Клима признался, что вел себя нелепо и недостойно. Однако переломить себя не мог. Всякое дальнейшее общение с этой девушкой претило ему.
– Соблазнить женщину, – хмуро сказал Бертлеф, – умеет каждый дурак. Но по умению расстаться с ней познается истинно зрелый мужчина.
– Верно, – с грустью согласился трубач, – но это отвращение, эта непреодолимая антипатия во мне сильнее любого благого порыва.
– Скажите пожалуйста, – удивился Бертлеф, – вы женоненавистник?
– Ходит такая молва.
– Но откуда это у вас?
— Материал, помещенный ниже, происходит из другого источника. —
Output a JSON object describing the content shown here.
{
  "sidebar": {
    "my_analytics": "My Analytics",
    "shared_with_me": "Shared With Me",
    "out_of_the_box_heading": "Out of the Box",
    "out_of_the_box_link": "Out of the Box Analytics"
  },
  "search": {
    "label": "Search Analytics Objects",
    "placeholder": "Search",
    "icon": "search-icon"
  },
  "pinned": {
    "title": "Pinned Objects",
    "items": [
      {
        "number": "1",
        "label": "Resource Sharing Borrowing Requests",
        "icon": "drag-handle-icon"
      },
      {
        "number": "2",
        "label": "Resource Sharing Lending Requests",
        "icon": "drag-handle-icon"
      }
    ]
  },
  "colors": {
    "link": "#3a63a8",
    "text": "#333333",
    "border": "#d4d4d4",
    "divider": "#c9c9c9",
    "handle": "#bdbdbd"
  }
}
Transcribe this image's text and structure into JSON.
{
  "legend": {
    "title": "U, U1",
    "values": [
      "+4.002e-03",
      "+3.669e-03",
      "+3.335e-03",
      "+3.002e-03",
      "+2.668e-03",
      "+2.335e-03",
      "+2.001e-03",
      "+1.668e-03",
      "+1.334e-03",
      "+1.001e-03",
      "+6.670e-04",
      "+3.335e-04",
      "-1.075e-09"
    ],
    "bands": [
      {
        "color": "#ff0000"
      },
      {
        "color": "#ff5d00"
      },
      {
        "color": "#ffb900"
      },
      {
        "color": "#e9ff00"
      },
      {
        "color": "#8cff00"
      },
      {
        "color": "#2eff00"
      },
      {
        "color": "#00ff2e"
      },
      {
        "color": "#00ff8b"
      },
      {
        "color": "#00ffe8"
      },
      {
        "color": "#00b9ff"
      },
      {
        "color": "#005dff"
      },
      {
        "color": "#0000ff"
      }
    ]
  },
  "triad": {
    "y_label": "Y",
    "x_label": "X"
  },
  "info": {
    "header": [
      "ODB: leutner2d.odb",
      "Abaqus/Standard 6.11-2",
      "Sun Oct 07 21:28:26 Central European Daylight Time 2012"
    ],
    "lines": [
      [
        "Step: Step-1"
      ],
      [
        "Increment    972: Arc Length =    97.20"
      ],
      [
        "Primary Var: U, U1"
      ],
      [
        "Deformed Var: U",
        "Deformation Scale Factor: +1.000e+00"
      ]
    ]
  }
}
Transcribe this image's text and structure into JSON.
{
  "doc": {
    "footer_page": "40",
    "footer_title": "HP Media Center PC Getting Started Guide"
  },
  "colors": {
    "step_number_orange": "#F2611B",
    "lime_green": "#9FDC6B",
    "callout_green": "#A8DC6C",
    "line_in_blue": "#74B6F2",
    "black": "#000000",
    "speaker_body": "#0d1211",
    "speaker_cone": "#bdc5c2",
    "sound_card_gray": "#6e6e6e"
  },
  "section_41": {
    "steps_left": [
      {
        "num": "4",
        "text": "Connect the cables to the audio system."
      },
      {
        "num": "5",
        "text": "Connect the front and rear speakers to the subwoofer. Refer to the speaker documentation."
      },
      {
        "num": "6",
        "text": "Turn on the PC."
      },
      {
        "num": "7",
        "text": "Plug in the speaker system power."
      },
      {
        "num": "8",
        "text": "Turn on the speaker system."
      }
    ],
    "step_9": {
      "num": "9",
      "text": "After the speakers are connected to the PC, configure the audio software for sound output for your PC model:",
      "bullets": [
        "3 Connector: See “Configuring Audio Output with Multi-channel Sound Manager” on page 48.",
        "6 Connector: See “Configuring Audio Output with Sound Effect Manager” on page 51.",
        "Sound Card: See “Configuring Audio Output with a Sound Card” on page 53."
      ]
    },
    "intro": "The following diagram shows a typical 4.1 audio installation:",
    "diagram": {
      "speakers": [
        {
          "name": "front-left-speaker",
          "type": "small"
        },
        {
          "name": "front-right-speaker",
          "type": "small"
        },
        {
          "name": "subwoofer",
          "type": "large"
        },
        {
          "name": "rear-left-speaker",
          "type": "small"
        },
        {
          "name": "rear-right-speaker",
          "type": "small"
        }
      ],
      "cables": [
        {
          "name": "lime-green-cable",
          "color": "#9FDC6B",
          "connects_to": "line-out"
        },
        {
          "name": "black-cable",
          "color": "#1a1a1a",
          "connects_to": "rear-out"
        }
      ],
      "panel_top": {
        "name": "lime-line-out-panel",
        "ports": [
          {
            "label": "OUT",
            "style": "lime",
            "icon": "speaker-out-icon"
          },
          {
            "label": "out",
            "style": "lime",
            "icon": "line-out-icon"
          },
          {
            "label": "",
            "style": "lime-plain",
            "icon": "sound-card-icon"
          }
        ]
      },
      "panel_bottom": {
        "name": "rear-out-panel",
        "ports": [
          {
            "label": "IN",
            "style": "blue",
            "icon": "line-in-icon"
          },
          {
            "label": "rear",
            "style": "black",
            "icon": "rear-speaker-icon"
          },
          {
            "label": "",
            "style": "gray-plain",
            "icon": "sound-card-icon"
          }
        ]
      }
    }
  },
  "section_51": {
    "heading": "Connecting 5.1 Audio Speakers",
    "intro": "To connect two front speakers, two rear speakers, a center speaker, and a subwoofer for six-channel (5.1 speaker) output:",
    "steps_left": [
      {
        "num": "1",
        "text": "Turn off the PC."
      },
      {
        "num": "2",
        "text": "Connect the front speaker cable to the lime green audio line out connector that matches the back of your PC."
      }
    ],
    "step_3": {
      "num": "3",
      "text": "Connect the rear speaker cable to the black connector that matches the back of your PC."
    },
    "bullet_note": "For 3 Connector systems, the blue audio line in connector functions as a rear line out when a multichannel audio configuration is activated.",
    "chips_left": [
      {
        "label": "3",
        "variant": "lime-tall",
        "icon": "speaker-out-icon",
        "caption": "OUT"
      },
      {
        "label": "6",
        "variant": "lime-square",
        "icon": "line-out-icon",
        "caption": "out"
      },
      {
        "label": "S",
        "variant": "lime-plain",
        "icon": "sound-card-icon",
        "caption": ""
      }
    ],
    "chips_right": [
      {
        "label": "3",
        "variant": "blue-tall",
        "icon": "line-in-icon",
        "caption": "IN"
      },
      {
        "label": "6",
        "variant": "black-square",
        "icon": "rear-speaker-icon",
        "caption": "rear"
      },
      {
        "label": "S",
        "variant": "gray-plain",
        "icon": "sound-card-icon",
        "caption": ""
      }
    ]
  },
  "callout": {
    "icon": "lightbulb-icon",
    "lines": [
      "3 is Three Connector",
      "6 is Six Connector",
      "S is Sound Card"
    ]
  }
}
Вы не выглядите ни импотентом, ни гомосексуалистом!
– Я и вправду не импотент и не гомосексуалист. Это кое-что похуже, – меланхолично обронил трубач. – Я люблю свою собственную жену. Это моя эротическая тайна, которая для большинства людей совершенно непостижима.
Это признание было настолько трогательным, что оба мужчины ненадолго умолкли. Затем трубач заговорил снова:
– Этого никто не понимает, и менее всех моя жена. Она думает, что любовь выражается лишь в том, что для вас не существует других женщин. Это форменная чушь! Меня постоянно влечет к той или иной чужой женщине, но стоит мне овладеть ею, какая-то мощная пружина отбрасывает меня от нее назад к Камиле. Иногда мне кажется, что я ищу других женщин только ради этой пружины, ради этого броска и восхитительного полета (полного нежности, желания и смирения) к собственной жене, которую с каждой новой изменой люблю все больше.
– Получается, сестра Ружена была для вас лишь утверждением в моногамной любви.
– Да, – сказал трубач. – И весьма приятным утверждением. Ибо сестра Ружена обладает особым очарованием, когда видишь ее впервые, однако ее очарование с немалой для тебя пользой в течение двух часов целиком исчерпывает себя; тебя уже ничто не влечет к продолжению этой связи, и пружина мощно отбрасывает тебя в прекрасный обратный полет.